Und wenn ich dir helfen soll bei deiner Silberhochzeit, sagst du Bescheid. Da komme ich zu dir, aufwaschen. … Jetzt mache ich los. Damit ich heute noch fertig werde.

Gehab dich wohl, meine gute Friedel. …
… Hmm, naja, … so ein schlechtes Mensch ist sie vielleicht doch nicht!

6. Liese und Marichen

Hochdeutsche Übersetzung

Liese und Mariechen

Tag, Mariechen! Hast du auch große Wäsche heute?

Nee, Liese. Große Wäsche hab ich letzte Woche gehabt. Heute hab ich kleine Wäsche.

Ein Waschtag im Monat reicht jetzt gar nicht mehr. Die Wänster (Kinder) sauen sich ständig ein.

Meine auch. Die Tage (letztens) wollte meine Kleine im Sonntags-Kleid in die Schule machen (gehen)!

Im Sonntags-Kleid? Am Ende noch ohne Schürze auf dem Dorf rumlaufen?

Am liebsten! Da war ich fuchtsch (erbost)! Hab gesagt, sie soll selber waschen, bügeln und flicken (nähen).

Die haben gar keine Ahnung, wie wir uns abrackern (abplagen) müssen mit der Wäsche.

Man muss aber zugeben: Mit der hölzernen Bottich-Waschmaschine jetzt ist es schon besser.

Hast recht. Früher haben wir uns mit der Rumpel und der Wurzelbürste plagen müssen.

Wir haben jetzt sogar eine richtige Schleuder gekriegt. Das ist eine schöne Sache!

Ich habe daheim schon gesagt, dass ich auch so ein Ding haben will.

Richtig so! Von der Auswringerei tun einem tagelang die Hände weh.

Na, zum Glück sind unsere Wänster aus den Windeln raus!

Ach, hör mir auf! Immer den Windel-Koch-Topf auf dem Küchenherd!

Meinen Windel-Topf habe ich schon zu meiner Großen gebracht.

Na eben! Die kriegt ja was Kleines. Wann ist es denn so weit?

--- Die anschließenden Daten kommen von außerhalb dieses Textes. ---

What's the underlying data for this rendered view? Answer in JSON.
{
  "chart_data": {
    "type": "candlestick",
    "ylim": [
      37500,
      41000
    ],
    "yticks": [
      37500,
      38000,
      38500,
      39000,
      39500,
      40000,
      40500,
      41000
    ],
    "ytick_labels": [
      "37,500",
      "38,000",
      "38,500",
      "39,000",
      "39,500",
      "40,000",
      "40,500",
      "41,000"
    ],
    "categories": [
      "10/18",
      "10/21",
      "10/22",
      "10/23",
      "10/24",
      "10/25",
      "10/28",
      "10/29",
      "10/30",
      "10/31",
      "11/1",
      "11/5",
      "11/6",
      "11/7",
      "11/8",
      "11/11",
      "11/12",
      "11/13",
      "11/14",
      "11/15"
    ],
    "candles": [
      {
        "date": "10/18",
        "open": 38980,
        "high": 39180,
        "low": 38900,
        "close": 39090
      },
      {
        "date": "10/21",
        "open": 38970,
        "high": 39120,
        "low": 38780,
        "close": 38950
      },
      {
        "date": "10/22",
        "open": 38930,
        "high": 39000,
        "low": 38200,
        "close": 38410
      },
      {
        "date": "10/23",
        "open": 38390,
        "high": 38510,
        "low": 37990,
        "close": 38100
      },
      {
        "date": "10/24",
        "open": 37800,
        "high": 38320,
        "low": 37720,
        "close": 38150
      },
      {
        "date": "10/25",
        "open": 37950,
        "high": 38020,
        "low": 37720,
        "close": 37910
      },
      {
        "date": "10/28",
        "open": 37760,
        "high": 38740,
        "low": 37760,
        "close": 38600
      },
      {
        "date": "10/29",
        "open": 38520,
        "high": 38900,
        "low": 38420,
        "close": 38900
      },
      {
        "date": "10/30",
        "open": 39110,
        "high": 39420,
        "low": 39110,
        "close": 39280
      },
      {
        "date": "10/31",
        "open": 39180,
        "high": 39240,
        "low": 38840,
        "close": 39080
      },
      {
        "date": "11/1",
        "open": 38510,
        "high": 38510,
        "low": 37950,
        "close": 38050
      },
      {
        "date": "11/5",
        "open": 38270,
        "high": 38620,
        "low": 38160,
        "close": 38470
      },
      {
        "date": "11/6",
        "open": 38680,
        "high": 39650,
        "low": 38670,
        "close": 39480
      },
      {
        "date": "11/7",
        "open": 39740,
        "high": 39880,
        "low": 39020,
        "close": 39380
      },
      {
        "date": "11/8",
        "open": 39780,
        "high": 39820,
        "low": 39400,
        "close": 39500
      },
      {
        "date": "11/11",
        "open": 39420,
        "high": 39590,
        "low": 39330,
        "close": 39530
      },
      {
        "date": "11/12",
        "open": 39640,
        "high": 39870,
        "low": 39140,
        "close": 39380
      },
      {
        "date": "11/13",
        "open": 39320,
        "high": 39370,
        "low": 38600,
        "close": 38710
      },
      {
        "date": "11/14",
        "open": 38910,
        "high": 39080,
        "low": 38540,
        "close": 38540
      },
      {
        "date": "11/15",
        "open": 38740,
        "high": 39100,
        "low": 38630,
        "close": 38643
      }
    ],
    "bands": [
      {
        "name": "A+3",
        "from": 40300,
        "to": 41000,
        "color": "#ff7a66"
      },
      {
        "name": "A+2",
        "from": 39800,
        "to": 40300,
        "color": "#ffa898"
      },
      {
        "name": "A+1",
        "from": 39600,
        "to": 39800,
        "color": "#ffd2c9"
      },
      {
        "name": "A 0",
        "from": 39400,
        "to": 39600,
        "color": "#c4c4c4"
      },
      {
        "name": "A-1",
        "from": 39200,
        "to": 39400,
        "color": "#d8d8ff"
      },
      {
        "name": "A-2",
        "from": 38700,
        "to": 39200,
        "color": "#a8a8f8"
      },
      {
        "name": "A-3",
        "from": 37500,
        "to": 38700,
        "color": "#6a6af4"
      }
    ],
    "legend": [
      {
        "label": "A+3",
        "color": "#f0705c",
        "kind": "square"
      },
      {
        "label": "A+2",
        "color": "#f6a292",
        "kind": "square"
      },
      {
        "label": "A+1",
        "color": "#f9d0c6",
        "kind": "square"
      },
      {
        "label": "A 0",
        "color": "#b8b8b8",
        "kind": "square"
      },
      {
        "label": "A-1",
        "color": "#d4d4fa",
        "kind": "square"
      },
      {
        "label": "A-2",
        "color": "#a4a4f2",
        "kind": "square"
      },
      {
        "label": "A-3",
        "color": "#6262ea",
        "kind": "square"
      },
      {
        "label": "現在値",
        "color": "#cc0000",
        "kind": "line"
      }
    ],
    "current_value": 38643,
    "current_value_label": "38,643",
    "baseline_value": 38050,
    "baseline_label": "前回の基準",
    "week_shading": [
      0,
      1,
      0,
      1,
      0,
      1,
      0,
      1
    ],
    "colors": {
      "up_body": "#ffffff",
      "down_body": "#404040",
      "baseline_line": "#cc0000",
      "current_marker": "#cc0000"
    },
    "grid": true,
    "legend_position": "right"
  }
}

Wir warten alle Tage. Die Kinderkutsche (Kinderwagen) habe ich auch schon besorgt.

Wie leben wir den überhaupt in der Zeit? (Wie spät ist es?)

Die Kirche schlägt gleich Vier. Warum denn?

Da muss ich los! Will heute noch auf die Rolle (öffentliche Wäschemangel)! Mach es mal gut!

Du auch! Und lass dich nicht ärgern.